Вот гудки отгудели, колокола отзвонили, водовоз побывал, арестантов провели на работу, солдаты прошли с веселой песней.
А за дверью все тихо.
Наконец, большеухий Мишка услыхал:
— Шевелятся!
А Сережка добавил:
— Продрали глаза-то!
Это правда. Вот по лестнице топ-топ-топоток: выходит сама Полина Александровна, госпожа Маевская. А как выходит? Со старой корзинкой. Значит, в дровяник за углями для самовара.
— Смотрите-ка! Сама за углями пошла! — говорит Тоська.
— Они его теперь не выпустят! — добавил Сережка.
— Фря какая! На высоких каблуках да в дровяник! — заметила Тайка.
Маевская набрала углей, вернулась, заперла за собой дверь и опять все стало тихо. Значит они сидят — чаи распивают.
Но вот топ! топ! топ! — вышел, показался господин Маевский в нечищенных сапогах, протопал по двору и на улицу.
— Хорошо! Одним гадом меньше! — сказал Сережка.
А вот, слава богу, и сама вышла. Опять с корзинкой, только уж с другой — с новой. Не иначе — на рынок.
Теперь надо узнавать, что они сделали с Колей. Теперь или никогда! Пока их нет дома!
Все прилипли к дверям. Сережка спрашивает в щель:
— Коля, ты здесь?
Никто не отвечает.
Сережка снова, погромче:
— Коля, ты здесь? Это я. Сережка, спрашиваю.
Но нет ответа.
Мишка говорит.
— Наверно, они его убили! Очень просто!
Но вот Тоська решительно достал ключ. Клинг-клянг, и дверь отперта.
Ребята туда.
Но на лестнице Коли нет.
Отперли дверь в комнаты: тот же ключ подошел. Вошли в квартиру.
Все кругом раскидано, не прибрано, постель не заправлена, посуда не вымыта, на полу сор. Приторно пахнет табачищем да еще какими-то духами.
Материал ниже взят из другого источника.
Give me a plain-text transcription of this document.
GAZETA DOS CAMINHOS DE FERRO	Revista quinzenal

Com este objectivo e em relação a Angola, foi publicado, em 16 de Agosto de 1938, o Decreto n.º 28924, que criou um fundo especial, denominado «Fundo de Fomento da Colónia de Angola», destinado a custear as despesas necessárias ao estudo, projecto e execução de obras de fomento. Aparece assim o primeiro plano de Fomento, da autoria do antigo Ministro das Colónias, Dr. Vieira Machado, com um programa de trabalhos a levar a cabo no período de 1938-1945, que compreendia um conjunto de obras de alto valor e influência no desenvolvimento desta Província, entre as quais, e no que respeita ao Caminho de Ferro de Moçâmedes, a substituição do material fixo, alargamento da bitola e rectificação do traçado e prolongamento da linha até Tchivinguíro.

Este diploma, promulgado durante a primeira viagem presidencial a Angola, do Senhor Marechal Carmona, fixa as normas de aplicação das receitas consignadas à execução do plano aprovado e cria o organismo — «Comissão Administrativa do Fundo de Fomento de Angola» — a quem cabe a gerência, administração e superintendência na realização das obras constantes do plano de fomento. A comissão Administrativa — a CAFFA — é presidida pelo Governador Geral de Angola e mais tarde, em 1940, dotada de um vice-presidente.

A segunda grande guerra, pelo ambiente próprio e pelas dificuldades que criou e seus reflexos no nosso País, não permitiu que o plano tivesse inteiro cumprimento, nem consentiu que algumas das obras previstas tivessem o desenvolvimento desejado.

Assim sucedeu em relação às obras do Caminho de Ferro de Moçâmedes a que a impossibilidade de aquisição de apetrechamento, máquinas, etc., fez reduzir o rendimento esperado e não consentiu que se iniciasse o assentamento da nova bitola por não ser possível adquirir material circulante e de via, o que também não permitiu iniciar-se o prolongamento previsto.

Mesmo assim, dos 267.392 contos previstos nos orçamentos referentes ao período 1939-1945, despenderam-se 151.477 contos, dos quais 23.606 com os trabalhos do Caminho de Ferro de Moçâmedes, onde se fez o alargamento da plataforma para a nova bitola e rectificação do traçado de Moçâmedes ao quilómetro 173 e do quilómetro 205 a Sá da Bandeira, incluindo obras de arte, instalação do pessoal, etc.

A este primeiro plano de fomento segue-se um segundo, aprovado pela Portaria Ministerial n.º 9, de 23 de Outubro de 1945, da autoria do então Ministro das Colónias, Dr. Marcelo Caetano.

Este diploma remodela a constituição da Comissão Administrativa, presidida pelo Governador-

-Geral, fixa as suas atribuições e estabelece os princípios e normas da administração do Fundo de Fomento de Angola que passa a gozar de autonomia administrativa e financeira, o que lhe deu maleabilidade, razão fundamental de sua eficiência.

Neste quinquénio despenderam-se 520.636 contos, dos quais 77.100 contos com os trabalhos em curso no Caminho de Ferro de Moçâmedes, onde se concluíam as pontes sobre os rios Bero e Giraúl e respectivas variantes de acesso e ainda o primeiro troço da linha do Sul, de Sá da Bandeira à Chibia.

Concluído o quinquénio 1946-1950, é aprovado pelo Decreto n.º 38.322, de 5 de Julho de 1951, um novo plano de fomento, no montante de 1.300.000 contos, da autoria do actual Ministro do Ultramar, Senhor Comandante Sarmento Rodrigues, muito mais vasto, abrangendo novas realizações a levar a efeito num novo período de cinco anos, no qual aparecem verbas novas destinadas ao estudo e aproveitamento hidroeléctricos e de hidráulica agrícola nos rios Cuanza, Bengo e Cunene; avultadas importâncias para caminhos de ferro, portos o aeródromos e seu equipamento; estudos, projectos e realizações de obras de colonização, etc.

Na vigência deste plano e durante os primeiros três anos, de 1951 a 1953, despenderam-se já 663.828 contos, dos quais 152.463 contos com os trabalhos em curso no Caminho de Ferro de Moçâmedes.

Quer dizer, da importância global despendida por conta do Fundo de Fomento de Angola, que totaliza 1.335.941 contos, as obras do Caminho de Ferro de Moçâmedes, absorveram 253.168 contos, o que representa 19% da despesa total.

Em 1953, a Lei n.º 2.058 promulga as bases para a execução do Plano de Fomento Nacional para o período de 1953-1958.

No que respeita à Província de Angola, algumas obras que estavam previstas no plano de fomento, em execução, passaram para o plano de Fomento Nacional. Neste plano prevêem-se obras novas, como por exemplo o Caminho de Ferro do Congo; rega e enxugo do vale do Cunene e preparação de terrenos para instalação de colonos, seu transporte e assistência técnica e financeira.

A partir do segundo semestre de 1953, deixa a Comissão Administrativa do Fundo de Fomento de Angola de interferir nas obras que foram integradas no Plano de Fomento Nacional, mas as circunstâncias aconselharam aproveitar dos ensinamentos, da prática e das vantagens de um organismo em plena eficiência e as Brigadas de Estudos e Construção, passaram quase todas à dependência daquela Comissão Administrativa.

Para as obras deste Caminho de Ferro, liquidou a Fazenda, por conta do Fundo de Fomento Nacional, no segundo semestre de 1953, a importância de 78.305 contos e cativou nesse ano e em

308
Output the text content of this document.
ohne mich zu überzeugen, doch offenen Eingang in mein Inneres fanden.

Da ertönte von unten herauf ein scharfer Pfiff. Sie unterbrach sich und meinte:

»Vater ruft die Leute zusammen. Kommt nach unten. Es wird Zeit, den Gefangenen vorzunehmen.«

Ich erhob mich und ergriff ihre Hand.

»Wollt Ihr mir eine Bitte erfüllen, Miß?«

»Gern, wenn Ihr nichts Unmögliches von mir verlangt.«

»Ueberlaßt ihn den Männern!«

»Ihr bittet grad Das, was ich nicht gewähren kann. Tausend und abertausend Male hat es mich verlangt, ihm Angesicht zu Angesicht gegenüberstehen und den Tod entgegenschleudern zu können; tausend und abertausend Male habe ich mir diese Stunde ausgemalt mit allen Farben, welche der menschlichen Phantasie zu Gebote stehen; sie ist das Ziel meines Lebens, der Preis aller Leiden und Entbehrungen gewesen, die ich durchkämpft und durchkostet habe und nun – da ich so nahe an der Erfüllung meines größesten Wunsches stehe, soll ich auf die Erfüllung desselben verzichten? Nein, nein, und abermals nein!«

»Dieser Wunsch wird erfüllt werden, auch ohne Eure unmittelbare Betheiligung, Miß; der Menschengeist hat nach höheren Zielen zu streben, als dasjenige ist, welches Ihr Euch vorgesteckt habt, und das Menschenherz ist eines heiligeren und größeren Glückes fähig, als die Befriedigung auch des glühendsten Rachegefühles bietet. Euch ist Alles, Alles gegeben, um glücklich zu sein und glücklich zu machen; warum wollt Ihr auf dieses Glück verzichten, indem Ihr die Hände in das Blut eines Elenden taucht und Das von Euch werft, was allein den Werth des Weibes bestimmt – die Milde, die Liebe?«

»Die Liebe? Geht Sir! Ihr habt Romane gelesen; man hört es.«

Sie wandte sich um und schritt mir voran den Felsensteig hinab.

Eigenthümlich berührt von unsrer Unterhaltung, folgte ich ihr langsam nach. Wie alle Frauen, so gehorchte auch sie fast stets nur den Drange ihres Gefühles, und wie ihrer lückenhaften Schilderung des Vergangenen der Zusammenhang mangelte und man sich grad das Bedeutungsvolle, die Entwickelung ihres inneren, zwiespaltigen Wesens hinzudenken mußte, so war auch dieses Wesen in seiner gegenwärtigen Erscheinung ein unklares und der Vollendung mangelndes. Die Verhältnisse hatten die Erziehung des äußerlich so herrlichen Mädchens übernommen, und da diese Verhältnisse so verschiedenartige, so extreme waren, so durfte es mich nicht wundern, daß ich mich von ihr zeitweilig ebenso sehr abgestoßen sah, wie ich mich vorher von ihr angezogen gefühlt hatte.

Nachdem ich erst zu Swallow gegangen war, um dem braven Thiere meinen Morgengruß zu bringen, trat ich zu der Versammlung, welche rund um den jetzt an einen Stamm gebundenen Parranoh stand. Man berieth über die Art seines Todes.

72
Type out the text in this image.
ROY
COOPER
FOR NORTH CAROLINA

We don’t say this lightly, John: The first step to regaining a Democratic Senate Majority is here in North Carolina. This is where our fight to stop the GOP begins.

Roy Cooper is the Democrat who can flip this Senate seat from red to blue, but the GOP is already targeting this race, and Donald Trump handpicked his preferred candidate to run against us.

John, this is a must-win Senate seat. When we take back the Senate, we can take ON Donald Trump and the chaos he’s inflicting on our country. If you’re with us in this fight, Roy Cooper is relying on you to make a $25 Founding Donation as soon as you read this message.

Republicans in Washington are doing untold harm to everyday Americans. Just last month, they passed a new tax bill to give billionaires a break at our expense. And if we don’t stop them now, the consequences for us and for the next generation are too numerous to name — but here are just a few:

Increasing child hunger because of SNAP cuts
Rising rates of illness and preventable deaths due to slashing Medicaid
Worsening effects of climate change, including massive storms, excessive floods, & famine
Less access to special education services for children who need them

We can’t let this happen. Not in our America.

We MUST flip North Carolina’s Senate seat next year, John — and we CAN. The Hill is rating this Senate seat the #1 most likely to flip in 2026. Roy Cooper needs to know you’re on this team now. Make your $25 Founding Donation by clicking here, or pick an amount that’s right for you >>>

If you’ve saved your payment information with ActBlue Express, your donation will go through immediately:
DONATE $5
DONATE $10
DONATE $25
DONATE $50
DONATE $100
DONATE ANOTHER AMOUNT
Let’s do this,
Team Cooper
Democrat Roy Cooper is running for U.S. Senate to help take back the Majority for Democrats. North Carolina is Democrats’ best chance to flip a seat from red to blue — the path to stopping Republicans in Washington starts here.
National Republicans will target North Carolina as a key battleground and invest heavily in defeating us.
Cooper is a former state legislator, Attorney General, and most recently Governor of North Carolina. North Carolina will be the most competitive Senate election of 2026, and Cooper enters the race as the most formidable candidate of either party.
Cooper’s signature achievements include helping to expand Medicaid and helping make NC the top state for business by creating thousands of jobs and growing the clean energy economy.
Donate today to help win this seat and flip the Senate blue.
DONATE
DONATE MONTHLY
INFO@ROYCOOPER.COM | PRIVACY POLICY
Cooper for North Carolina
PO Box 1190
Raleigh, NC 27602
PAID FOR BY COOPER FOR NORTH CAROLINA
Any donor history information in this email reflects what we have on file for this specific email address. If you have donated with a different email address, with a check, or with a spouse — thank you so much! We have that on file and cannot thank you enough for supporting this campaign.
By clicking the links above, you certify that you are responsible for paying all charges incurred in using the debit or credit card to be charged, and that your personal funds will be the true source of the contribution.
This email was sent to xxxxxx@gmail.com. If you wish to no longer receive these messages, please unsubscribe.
Как в парикмахерской!
Но что же это?
В комнатах Коли нет!
В сенях тоже нет!
И на кухне нет!
Сожгли они его, что ли?
⠀⠀ ⠀⠀
⠀⠀ ⠀⠀
⠀⠀ ⠀⠀
7
⠀⠀ ⠀⠀
⠀⠀ ⠀⠀
Что с тобой, хлопчик, сделали!?
⠀⠀ ⠀⠀
Сережка говорит:
— А на балконе-то!.. Надо еще на балконе посмотреть!..
Вышли на балкон… И вот он — Коля!
Он лежит прямо на полу, без подстилки, без подушки, ничем не прикрытый. Как, видно, бросили, так и лежит.
На рубашке у пего кровь, на голове тоже кровь, глаза закрыты, нос острый, губы запеклись.
Лежит, весь скрючился, видно, назябся за ночь. Лежит, еле дышит. Вдруг пошевелился, застонал.
— Колечка, что с тобой? — жалобным голоском спросила Тайка.
Он не отвечает. Не слышит, что ли? Неужели спит?
Сережка решил разбудить его. Но только дотронулся, Коля как закричит:
— Ой, больно, больно!.. Ой, больше не буду!..
— Коля!.. Да что ты это?.. Это я, Сережка!..
Коля приоткрыл глаза.
— Коля! — говорит Тайка. — Колечка!..
И больше ничего не смогла сказать: заплакала.
Сережка рассердился:
— Не плачь, рева-корова!
А Тоська сказал:
— Постойте! Я сейчас!
И удрал… Куда удрал, почему удрал? — непонятно.
Тут Коля через силу заговорил, стал всех гнать:
— Уходите! А то он меня убьет!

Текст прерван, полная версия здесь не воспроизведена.